Maybe a lot of friends have never heard of such a company, but MAPR technology is almost as good as the current manufacturer of Hadoop releases. In a survey by the Forrester Wave Report for Hadoop users, MAPR has the highest rating in existing products, with the same number in the release architecture and data processing capabilities of two individual ratings. The company's secret weapon is that MAPR has added many only, no semicolon-specific features to its version of Hadoop. For example, the MAPR distribution supports the Network File System (NFS, for short); MAPR also provides disaster recovery and high-availability features in the release. Forrester points out that the biggest problem with MAPR is simply not being able to build brand awareness in the marketplace similar to Cloudera and Hortonworks. MAPR is fully capable of becoming a mainstream Hadoop provider, as long as it strengthens partnerships and promotes marketing efforts, according to the consulting firm's recommendations.
Microsoft
Historically, Microsoft is certainly not a company that is willing to embrace Open-source software, but in the face of the surging tide of big data, Microsoft has taken the leap, not only to allow Hadoop to operate in Windows, but also to contribute to the wider development of the Hadoop ecosystem through code contributions. This toil also bear fruitful fruit, Microsoft Public Cloud Windows Azure among the Hdinsight products is the best proof. This is a service product based on the Hortonworks release platform, but specifically designed for Azure.

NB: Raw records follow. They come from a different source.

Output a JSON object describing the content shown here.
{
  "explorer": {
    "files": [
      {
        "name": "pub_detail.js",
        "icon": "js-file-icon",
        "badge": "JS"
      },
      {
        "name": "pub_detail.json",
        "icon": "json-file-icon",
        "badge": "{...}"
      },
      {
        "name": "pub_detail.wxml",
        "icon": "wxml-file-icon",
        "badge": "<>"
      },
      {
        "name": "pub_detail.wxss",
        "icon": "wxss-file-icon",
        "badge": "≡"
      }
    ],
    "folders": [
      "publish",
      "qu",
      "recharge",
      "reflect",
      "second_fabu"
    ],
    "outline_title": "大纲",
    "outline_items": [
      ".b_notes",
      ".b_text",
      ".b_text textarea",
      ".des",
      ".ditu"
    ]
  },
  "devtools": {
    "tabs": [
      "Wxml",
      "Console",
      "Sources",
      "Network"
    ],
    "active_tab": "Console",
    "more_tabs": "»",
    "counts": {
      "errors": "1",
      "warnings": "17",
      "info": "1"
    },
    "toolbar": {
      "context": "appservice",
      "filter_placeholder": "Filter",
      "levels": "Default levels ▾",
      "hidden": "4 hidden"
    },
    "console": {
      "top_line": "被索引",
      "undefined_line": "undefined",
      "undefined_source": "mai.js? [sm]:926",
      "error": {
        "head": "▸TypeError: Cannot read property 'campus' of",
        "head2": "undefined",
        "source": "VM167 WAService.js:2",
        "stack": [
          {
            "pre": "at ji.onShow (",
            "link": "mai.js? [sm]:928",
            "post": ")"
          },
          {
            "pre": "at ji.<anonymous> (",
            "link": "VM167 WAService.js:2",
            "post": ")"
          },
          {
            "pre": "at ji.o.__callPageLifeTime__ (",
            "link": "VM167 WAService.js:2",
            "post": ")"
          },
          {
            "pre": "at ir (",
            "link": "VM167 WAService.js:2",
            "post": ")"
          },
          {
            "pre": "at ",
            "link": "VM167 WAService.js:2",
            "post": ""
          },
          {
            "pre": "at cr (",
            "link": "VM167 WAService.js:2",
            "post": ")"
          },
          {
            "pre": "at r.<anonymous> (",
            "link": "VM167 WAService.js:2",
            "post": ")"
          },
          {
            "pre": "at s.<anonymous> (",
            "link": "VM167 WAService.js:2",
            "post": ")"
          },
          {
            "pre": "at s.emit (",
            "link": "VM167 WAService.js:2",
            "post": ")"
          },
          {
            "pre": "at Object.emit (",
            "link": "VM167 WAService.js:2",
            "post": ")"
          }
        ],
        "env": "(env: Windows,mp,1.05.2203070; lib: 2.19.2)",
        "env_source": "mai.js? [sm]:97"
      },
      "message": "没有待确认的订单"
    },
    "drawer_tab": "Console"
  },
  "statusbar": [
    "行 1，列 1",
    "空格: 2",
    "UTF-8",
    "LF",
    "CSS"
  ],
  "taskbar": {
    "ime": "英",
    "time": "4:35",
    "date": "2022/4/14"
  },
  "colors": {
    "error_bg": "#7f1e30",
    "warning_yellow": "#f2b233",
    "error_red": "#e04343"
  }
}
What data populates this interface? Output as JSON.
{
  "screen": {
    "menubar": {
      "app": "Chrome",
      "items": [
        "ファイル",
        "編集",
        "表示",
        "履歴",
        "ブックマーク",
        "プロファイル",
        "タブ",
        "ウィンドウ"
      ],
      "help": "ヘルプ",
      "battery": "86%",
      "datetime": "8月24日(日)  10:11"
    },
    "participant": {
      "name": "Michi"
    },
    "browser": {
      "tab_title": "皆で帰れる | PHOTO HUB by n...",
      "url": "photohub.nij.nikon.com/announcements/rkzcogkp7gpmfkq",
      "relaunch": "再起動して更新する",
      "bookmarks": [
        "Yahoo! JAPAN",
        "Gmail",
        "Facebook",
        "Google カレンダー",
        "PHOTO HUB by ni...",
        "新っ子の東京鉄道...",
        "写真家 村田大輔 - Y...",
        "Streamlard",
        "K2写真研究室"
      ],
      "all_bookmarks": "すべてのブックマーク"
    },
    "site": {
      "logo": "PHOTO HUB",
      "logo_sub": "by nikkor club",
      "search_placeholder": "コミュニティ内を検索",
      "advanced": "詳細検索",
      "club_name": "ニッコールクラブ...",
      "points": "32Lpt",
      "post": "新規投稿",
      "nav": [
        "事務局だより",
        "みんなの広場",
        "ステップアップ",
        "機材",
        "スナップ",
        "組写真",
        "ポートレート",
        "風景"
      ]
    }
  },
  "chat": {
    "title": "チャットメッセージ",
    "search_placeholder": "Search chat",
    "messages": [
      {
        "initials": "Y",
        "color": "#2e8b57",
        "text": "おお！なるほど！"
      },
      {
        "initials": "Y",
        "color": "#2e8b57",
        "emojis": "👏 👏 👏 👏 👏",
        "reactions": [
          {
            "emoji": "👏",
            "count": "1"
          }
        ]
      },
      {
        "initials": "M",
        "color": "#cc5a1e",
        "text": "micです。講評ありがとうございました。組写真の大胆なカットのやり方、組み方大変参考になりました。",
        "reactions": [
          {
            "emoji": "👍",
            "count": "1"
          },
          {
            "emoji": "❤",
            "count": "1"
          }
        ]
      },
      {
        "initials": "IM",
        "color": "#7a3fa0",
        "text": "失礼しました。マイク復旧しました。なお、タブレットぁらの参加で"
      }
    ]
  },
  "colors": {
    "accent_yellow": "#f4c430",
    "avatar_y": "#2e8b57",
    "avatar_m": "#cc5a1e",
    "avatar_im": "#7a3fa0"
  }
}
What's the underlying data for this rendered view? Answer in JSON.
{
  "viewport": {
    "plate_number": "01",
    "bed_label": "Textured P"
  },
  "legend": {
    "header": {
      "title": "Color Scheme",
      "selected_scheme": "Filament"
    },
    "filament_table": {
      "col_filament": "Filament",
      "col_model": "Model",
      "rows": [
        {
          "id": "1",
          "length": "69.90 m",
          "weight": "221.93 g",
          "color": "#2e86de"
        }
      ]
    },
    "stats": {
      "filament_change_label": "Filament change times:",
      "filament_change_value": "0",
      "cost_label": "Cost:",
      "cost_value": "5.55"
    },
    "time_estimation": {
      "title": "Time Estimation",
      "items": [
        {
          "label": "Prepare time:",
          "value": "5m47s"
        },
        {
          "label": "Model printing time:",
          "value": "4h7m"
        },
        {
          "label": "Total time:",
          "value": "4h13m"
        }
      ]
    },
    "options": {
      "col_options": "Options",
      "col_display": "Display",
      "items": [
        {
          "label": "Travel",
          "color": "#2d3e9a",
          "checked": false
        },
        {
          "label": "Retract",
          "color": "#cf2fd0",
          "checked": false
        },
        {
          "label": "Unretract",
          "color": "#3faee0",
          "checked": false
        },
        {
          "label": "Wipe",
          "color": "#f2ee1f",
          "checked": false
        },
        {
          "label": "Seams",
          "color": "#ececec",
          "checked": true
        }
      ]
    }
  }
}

Microsoft has also launched a number of exciting projects, including the polybase features that are ready to be used, designed to allow users to search through Hadoop queries for data in SQL Server. "Microsoft has launched outstanding solutions in databases, data warehousing, Cloud, OLAP, business intelligence, spreadsheets (POWERPIVOT), collaboration, and development tools markets, which enable it to bring a more powerful and fast-growing Hadoop product stack for Microsoft customers," Forrester says. Similar to Intel, Microsoft is listed as a "strong performer" rather than a "market leader".
Pivotal Software
Last year, EMC and VMware assembled the asset elite and jointly created the pivotal company, a young enterprise based largely on spin-off and restructuring. One of the main directions for pivotal is to develop the Hadoop release-the other direction is the cloud Foundry PaaS. In order to come up with their own outstanding products, pivotal a series of tools on the basis of open source code, especially the SQL engine named HAWQ and the Hadoop application for running this large data platform. Forrester says the leading advantage of the Pivotal Hadoop platform is that it can be integrated with the vast product lines of Pivotal, EMC, and VMware. Strong technical support from EMC and VMware has also become the main backing for the pivotal market. For now, however, the company has less than 100 customer groups, most of which are small and medium-sized enterprises, Forrester notes.
Teradata
For companies like Teradata, Hadoop can be both a deadly threat and a valuable opportunity. The company used to specialize in data management, especially for SQL and relational databases. Therefore, the rapid development of NoSQL platform such as Hadoop should naturally become the biggest headache for the company. On the contrary, however, Teradata has taken a positive attitude towards Hadoop. By building partnerships with Hortonworks, Teradata now allows customers to integrate the Hadoop platform with its SQL products. Its plug-ins and off-the-shelf Hadoop platform also help existing Teradata customers to use data stored in Teradata data warehouses in a seamless manner.